Future perspectives on the microalgae “eco-refinery” concept

The biorefinery concept describes an approach in which commercial facilities process a variety of cellular components, usually from an algal monoculture, into distinct bio-based products in order to maximize the economic and environmental benefits of algae farming (Laurens et al. 2017; Khoo et al. 2019). Complementary to the biorefinery approach, the “eco-refinery” framework described in this study additionally allows the separation of different algae species, grown together in the pond ecosystem, into different fractions prior to downstream conversion pathways.

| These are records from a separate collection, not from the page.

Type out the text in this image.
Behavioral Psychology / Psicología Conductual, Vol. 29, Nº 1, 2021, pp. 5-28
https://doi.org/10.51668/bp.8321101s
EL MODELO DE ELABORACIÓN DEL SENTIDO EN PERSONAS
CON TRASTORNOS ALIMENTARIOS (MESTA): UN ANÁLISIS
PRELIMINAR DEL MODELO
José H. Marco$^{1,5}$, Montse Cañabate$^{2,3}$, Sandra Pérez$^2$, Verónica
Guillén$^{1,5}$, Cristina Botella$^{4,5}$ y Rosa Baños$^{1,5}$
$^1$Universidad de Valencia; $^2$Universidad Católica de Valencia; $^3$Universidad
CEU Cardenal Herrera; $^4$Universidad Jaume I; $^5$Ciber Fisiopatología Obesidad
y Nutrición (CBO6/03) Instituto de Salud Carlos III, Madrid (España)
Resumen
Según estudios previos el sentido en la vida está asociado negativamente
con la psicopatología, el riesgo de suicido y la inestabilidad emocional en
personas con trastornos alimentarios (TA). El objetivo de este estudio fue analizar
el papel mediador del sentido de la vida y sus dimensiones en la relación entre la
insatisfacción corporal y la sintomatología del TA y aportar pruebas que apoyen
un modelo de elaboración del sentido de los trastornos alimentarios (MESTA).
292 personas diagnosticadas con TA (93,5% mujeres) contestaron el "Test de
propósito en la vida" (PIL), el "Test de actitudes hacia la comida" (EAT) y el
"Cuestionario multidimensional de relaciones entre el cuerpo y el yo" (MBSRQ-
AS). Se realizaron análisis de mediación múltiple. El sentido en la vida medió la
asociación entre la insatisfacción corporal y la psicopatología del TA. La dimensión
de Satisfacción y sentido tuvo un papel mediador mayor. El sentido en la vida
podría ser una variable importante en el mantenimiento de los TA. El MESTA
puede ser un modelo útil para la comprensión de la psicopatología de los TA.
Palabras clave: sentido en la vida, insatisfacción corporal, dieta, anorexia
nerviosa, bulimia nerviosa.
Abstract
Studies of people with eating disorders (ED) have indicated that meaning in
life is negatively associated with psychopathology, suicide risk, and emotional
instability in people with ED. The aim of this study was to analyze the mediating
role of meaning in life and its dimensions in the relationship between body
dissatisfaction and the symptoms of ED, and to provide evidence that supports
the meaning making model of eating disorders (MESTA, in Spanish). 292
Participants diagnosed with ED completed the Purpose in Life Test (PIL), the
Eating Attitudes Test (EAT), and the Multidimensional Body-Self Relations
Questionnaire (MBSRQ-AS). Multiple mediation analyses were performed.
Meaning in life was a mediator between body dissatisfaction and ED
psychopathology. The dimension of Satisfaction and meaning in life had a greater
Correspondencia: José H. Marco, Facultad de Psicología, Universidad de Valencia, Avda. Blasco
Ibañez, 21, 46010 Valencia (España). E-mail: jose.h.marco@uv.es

Because the size of B. braunii colonies (up to 200 µm in diameter) is significantly greater than cell size of strains of industrial interest (e.g., Nannochloropsis or Picochlorum, which are < 5 µm), it is feasible to selectively harvest the large B. braunii colonies (e.g., with a 20-µm filtration apparatus), perform non-destructive extraction of hydrocarbons in the extracellular matrix (Moheimani et al. 2013; Griehl et al. 2015), and return live colonies to ponds. The under 20-µm fraction, containing primarily the target small algae, could then be dewatered and processed using current biorefinery methods. The relative cell densities of each species in a pond could also be controlled by dynamically changing the fraction of each that is harvested and removed from/returned to the system. It is the opinion of the authors, therefore, that the eco-refinery approach has the potential improve bioprocess design while also preventing pond crashes due to pests. We again stress, however, that these methods must be tested and validated at larger scales. We therefore suggest that an expanding branch of research should evaluate potential benefits of integrating ecologically-based crop protection measures with novel bioprocess engineering pathways to enhance the reliability and efficiency of algal bioproduct generation.

Conclusions

Our study provides a proof of concept that B. braunii, an alga that excretes extracellular hydrocarbons and polysaccharides, can also protect small, fast-growing algae from grazing pressure, thus providing early evidence for a novel mechanism of protecting algal crop productivity in designed polycultures at mass scale for a suite of complementary renewable bioproducts. Future work is needed to test and validate this novel strategy at pilot and commercial scales.